Portugal mantém-se entre os países com menores remunerações da Europa, condicionando a capacidade das famílias para suportar despesas de saúde. O 10.º salário médio mais baixo da UE agrava assimetrias no acesso a cuidados e pressiona a sustentabilidade do SNS

A fragilidade salarial em Portugal está a criar um duplo efeito perverso no sistema de saúde: reduz a capacidade financeira das famílias para aceder a cuidados e aumenta a pressão sobre o Serviço Nacional de Saúde. De acordo com o RADIS, Portugal posicionava-se em 2022 como o décimo país com o salário médio mais baixo entre os analisados, uma condição que se mantém estrutural apesar do quarto maior crescimento anual registado nesse ano (+4,7%). A remuneração média portuguesa representa apenas 49% do valor do Luxemburgo e 78% do espanhol, refletindo uma debilidade crónica na capacidade de geração de valor económico. Esta realidade orçamental familiar torna particularmente penosa a fatura dos pagamentos diretos em saúde – que em Portugal são cerca de 10 pontos percentuais acima da média europeia. Muitas famílias veem-se forçadas a adiar consultas, exames ou a optar por não adquirir medicamentos receitados devido a constrangimentos financeiros.

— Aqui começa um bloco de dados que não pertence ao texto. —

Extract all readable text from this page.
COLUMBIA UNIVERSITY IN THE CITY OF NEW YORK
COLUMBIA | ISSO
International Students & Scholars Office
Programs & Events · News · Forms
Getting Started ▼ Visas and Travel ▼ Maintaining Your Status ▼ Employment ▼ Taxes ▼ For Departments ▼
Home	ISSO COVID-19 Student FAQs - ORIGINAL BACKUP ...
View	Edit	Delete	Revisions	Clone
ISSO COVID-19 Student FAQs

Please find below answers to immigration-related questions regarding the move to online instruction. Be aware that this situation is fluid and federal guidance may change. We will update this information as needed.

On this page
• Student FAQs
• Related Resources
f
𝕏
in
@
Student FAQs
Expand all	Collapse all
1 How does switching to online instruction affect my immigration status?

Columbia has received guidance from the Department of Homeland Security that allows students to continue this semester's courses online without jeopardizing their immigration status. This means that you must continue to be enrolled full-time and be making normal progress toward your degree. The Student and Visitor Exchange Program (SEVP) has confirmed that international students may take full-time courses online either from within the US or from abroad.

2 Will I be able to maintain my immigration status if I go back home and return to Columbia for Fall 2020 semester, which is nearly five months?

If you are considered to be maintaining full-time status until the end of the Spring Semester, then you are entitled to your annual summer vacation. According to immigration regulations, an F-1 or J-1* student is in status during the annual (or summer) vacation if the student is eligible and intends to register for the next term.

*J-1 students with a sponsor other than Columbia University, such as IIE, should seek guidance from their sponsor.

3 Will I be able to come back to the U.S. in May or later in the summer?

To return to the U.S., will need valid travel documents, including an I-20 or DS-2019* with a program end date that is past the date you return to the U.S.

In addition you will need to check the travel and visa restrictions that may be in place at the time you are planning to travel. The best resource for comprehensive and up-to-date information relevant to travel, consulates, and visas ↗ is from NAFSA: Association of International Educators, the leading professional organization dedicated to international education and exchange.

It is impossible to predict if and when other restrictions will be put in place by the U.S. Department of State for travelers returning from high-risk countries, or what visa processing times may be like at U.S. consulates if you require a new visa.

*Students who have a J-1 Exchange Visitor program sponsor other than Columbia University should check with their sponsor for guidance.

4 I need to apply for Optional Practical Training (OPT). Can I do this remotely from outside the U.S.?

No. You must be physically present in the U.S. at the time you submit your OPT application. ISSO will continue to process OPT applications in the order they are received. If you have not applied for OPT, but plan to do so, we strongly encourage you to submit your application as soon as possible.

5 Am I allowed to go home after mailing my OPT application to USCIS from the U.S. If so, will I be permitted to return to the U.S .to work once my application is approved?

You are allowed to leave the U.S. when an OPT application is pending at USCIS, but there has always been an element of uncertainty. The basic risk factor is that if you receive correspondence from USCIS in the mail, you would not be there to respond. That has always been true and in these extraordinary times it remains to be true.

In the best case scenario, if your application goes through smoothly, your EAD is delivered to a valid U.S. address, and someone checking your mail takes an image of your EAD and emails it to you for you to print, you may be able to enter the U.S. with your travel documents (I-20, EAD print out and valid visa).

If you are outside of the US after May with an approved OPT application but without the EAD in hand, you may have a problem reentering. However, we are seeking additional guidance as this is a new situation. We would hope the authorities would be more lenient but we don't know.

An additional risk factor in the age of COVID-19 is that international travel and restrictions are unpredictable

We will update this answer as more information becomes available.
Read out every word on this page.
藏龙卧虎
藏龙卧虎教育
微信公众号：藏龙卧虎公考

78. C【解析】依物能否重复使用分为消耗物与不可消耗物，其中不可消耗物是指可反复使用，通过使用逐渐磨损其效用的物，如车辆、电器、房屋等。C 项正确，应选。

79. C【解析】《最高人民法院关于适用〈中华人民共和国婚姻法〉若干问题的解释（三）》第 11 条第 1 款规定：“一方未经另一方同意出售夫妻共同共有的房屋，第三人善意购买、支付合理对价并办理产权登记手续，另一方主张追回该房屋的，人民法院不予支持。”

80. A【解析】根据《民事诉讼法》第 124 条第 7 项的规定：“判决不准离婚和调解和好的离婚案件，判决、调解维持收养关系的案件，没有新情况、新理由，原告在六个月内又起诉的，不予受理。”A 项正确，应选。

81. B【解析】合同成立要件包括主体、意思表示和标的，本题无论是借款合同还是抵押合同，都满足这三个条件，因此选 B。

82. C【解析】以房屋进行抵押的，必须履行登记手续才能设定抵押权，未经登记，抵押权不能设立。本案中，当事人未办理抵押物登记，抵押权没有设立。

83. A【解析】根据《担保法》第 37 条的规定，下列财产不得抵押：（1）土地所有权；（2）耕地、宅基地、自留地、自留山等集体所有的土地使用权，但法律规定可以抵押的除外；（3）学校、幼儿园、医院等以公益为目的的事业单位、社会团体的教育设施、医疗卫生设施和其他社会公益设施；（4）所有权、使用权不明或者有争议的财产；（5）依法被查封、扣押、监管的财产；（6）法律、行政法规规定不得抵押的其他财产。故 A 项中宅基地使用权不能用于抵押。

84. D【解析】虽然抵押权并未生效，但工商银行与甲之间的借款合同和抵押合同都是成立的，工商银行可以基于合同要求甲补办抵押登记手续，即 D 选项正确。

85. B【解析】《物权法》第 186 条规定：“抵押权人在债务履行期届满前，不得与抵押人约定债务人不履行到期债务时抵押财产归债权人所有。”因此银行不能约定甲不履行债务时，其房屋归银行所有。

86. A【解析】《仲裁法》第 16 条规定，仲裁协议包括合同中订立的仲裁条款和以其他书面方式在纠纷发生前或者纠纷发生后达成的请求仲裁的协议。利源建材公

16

As implicações estendem-se além da esfera individual, contaminando a própria eficácia do sistema público. Cidadãos com menores rendimentos tendem a adiar a procura de cuidados, acabando por recorrer aos serviços de saúde em fases mais avançadas da doença, quando os tratamentos são mais complexos e dispendiosos. O relatório sublinha que salários baixos e desigualdades salariais aumentam a vulnerabilidade socioeconómica, condicionando a literacia em saúde, a adesão a cuidados preventivos e a capacidade de suportar despesas diretas. As regiões do interior e do Norte, onde os salários médios não ultrapassam os 1.075 euros mensais – valor significativamente abaixo da média nacional de 1.220 euros – enfrentam desafios acrescidos nesta matéria. Esta geografia da precariedade financeira sobrepõe-se frequentemente a assimetrias na distribuição de recursos de saúde, criando duplas ou triplas barreiras de acesso. O cenário exige políticas integradas que articulem saúde, proteção social e emprego, reconhecendo que a equidade no acesso aos cuidados de saúde começa muito antes da porta do centro de saúde ou do hospital.